Star Wars_ Darksaber - Kevin J. Anderson [81]
Lemelisk had already begun planning how best to use the brawny brutes in the Death Star construction, calculating how many human guards would be needed per group of Wookiee workers, what the optimum size for a Wookiee labor gang would be. Such administrative and construction details always nagged Lemelisk in the middle of difficult projects.
The Wookiees were lashed with force whips, their offspring herded into hostage camps, adult males and females shoved into cargo compartments. One large bull with silver-tipped fur rebelled, knocking stormtroopers right and left. In moments the other Wookiees joined in the fight, but Tarkin didn’t hesitate. He ordered his men to cut down any beast who resisted.
The silver-fringed bull went first, falling off the platform with a smoking hole in his chest. His body crashed through the canopy until it finally came to rest, caught in the thick branches far above ground. Other unruly Wookiees were shot, and the resistance ended quickly. From that point on, all the Wookiees wore binders clamped tightly to their wrists.
Lemelisk wished Tarkin would hurry back to the construction site so they could begin training the new workers. The project did have a deadline, after all, and the Emperor was counting on them. Didn’t these Wookiees understand? Probably not, he thought. They were just dumb animals.
On the trip back and during the interminable days of indoctrination, the Wookiees’ resistance was further broken with sonic negative-stimulation transmitters, drugs in their food, and threats against the hostages Tarkin had abandoned on Kashyyyk.
Once they got started and trained, though, Lemelisk was proud of the progress the Wookiees made. The work crews were strong and competent, so long as they were carefully watched to prevent sabotage attempts.
It was good to see the Death Star moving toward completion again.…
* * *
As far as Bevel Lemelisk could tell, the Darksaber construction was correct, but he had a bad feeling as he watched the Taurill working with such speed. He recalled the difficulties he had experienced with the unwilling Wookiee work crews, and he did a telescopic scan, comparing the lines on the holographic blueprints with what he could see of the durasteel latticework forming the large cylindrical skeleton.
The Taurill were hard workers, amazingly speedy—but their greatest flaw, Lemelisk had found, was that they were distractible. The hive-minded Taurill had thousands of different facets of attention, and when an asteroid soared too close to the construction site or a smuggler’s ship flew within view, the Taurill focused their attention on the new sight. As the Overmind became intrigued with the novelty, more of the multiarmed components turned to look, scrambling for a better view, climbing to new positions, viewing the intriguing event from a new and well-woven perspective.
Unfortunately, this changed the positions of the Taurill bodies, and when the fuzzy creatures returned to their work, many hung at new stations, connecting different girders together, hooking the wrong circuits.
As he studied the lines, Lemelisk felt his heart sink into his paunchy stomach: a large section of the Darksaber outer framework was indeed assembled wrong, girders welded to incorrect counterparts.
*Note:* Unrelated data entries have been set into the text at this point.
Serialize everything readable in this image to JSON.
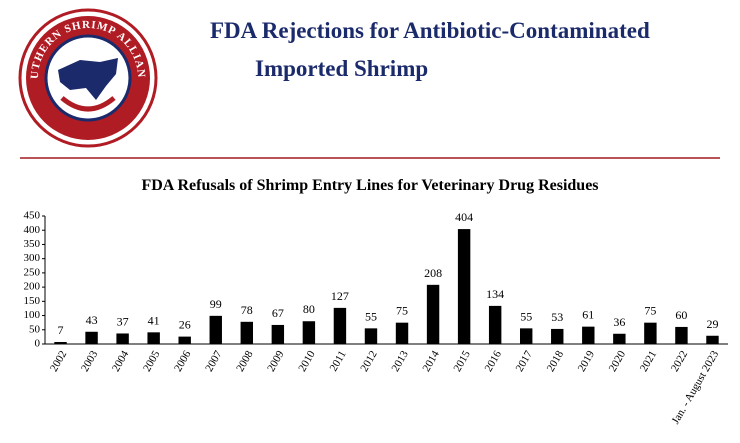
{
  "logo": {
    "text": "SOUTHERN SHRIMP ALLIANCE"
  },
  "header": {
    "title_lines": [
      "FDA Rejections for Antibiotic-Contaminated",
      "Imported Shrimp"
    ]
  },
  "chart_data": {
    "type": "bar",
    "title": "FDA Refusals of Shrimp  Entry  Lines for Veterinary  Drug  Residues",
    "categories": [
      "2002",
      "2003",
      "2004",
      "2005",
      "2006",
      "2007",
      "2008",
      "2009",
      "2010",
      "2011",
      "2012",
      "2013",
      "2014",
      "2015",
      "2016",
      "2017",
      "2018",
      "2019",
      "2020",
      "2021",
      "2022",
      "Jan. - August 2023"
    ],
    "values": [
      7,
      43,
      37,
      41,
      26,
      99,
      78,
      67,
      80,
      127,
      55,
      75,
      208,
      404,
      134,
      55,
      53,
      61,
      36,
      75,
      60,
      29
    ],
    "color": "#000000",
    "ylim": [
      0,
      450
    ],
    "yticks": [
      0,
      50,
      100,
      150,
      200,
      250,
      300,
      350,
      400,
      450
    ],
    "grid": false
  }
}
The computer core receptacle was connected to the waste-heat exhaust. The superlaser anchor points were offset ninety degrees from each other, as wrong as they could possibly be.
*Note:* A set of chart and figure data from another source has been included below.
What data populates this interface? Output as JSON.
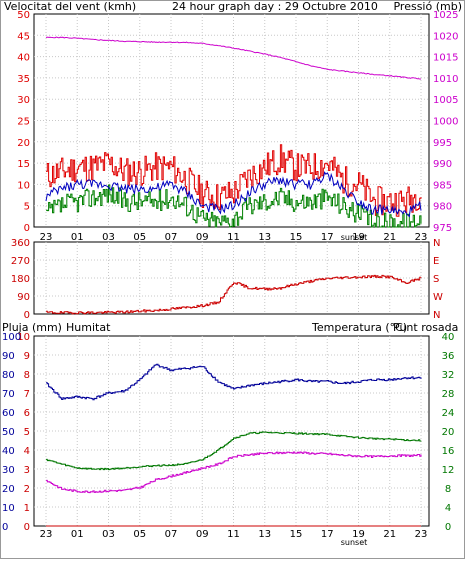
{
  "colors": {
    "wind_red": "#e00000",
    "wind_blue": "#0000c0",
    "wind_green": "#008000",
    "pressure": "#cc00cc",
    "direction": "#cc0000",
    "rain": "#cc0000",
    "humidity": "#000099",
    "temperature": "#007700",
    "dewpoint": "#cc00cc",
    "grid": "#c8c8c8"
  },
  "hour_ticks": [
    "23",
    "01",
    "03",
    "05",
    "07",
    "09",
    "11",
    "13",
    "15",
    "17",
    "19",
    "21",
    "23"
  ],
  "sunset_label": "sunset",
  "chart_data": [
    {
      "type": "line",
      "title": "24 hour graph day : 29 Octubre 2010",
      "ylabel": "Velocitat del vent (kmh)",
      "y2label": "Pressió (mb)",
      "ylim": [
        0,
        50
      ],
      "y2lim": [
        975,
        1025
      ],
      "yticks": [
        "0",
        "5",
        "10",
        "15",
        "20",
        "25",
        "30",
        "35",
        "40",
        "45",
        "50"
      ],
      "y2ticks": [
        "975",
        "980",
        "985",
        "990",
        "995",
        "1000",
        "1005",
        "1010",
        "1015",
        "1020",
        "1025"
      ],
      "hours": [
        0,
        1,
        2,
        3,
        4,
        5,
        6,
        7,
        8,
        9,
        10,
        11,
        12,
        13,
        14,
        15,
        16,
        17,
        18,
        19,
        20,
        21,
        22,
        23,
        24
      ],
      "series": [
        {
          "values": [
            12,
            13,
            14,
            14,
            15,
            13,
            13,
            14,
            14,
            11,
            8,
            7,
            8,
            12,
            14,
            16,
            14,
            14,
            15,
            11,
            10,
            6,
            6,
            6,
            8
          ]
        },
        {
          "values": [
            7,
            9,
            10,
            10,
            10,
            9,
            9,
            9,
            10,
            8,
            5,
            4,
            5,
            8,
            10,
            11,
            10,
            10,
            12,
            9,
            6,
            4,
            4,
            3,
            5
          ]
        },
        {
          "values": [
            3,
            5,
            6,
            7,
            8,
            6,
            6,
            6,
            7,
            5,
            2,
            1,
            2,
            5,
            6,
            7,
            6,
            6,
            7,
            5,
            3,
            1,
            1,
            1,
            2
          ]
        },
        {
          "axis": "y2",
          "values": [
            1019.5,
            1019.5,
            1019.3,
            1019,
            1018.8,
            1018.6,
            1018.5,
            1018.4,
            1018.4,
            1018.3,
            1018.1,
            1017.6,
            1017,
            1016.3,
            1015.6,
            1014.8,
            1013.8,
            1012.8,
            1012,
            1011.6,
            1011.2,
            1010.8,
            1010.5,
            1010.1,
            1009.8
          ]
        }
      ]
    },
    {
      "type": "line",
      "ylim": [
        0,
        360
      ],
      "yticks": [
        "0",
        "90",
        "180",
        "270",
        "360"
      ],
      "y2ticks": [
        "N",
        "W",
        "S",
        "E",
        "N"
      ],
      "hours": [
        0,
        1,
        2,
        3,
        4,
        5,
        6,
        7,
        8,
        9,
        10,
        11,
        12,
        13,
        14,
        15,
        16,
        17,
        18,
        19,
        20,
        21,
        22,
        23,
        24
      ],
      "series": [
        {
          "values": [
            8,
            6,
            7,
            7,
            8,
            10,
            14,
            18,
            25,
            33,
            42,
            58,
            160,
            130,
            125,
            130,
            150,
            165,
            178,
            182,
            185,
            188,
            186,
            155,
            180
          ]
        }
      ]
    },
    {
      "type": "line",
      "ylabel": "Pluja (mm)",
      "y3label": "Humitat",
      "y2label": "Temperatura (°C)",
      "y4label": "Punt rosada",
      "ylim": [
        0,
        10
      ],
      "y2lim": [
        0,
        40
      ],
      "yticks": [
        "0",
        "1",
        "2",
        "3",
        "4",
        "5",
        "6",
        "7",
        "8",
        "9",
        "10"
      ],
      "y3ticks": [
        "0",
        "10",
        "20",
        "30",
        "40",
        "50",
        "60",
        "70",
        "80",
        "90",
        "100"
      ],
      "y2ticks": [
        "0",
        "4",
        "8",
        "12",
        "16",
        "20",
        "24",
        "28",
        "32",
        "36",
        "40"
      ],
      "hours": [
        0,
        1,
        2,
        3,
        4,
        5,
        6,
        7,
        8,
        9,
        10,
        11,
        12,
        13,
        14,
        15,
        16,
        17,
        18,
        19,
        20,
        21,
        22,
        23,
        24
      ],
      "series": [
        {
          "values": [
            0,
            0,
            0,
            0,
            0,
            0,
            0,
            0,
            0,
            0,
            0,
            0,
            0,
            0,
            0,
            0,
            0,
            0,
            0,
            0,
            0,
            0,
            0,
            0,
            0
          ]
        },
        {
          "axis": "y3",
          "values": [
            75,
            67,
            68,
            67,
            70,
            71,
            77,
            85,
            82,
            83,
            84,
            76,
            72,
            74,
            75,
            76,
            77,
            76,
            76,
            75,
            76,
            77,
            77,
            78,
            78
          ]
        },
        {
          "axis": "y2",
          "values": [
            14,
            13,
            12.2,
            12,
            12,
            12.2,
            12.5,
            12.7,
            12.8,
            13.1,
            14,
            16,
            18.5,
            19.5,
            19.7,
            19.6,
            19.5,
            19.4,
            19.3,
            18.9,
            18.6,
            18.4,
            18.3,
            18.1,
            18
          ]
        },
        {
          "axis": "y2",
          "values": [
            9.6,
            7.8,
            7.3,
            7.2,
            7.4,
            7.5,
            8.1,
            9.7,
            10.5,
            11.3,
            12.2,
            13,
            14.6,
            15,
            15.3,
            15.4,
            15.5,
            15.3,
            15.2,
            14.9,
            14.7,
            14.6,
            14.8,
            14.8,
            14.9
          ]
        }
      ]
    }
  ]
}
Lemelisk immediately stormed out of the peaceful womb of Durga’s observation blister. He had to find one of the Taurill and shout at it, explaining where the construction had gone wrong. It didn’t matter which of the creatures he talked to; they were all the same, and the Overmind would hear him—oh, yes, the Overmind would hear him.
He felt his stomach churning in dread that Durga would find out about the delay and order Lemelisk’s execution after all. Lemelisk didn’t want to be killed again.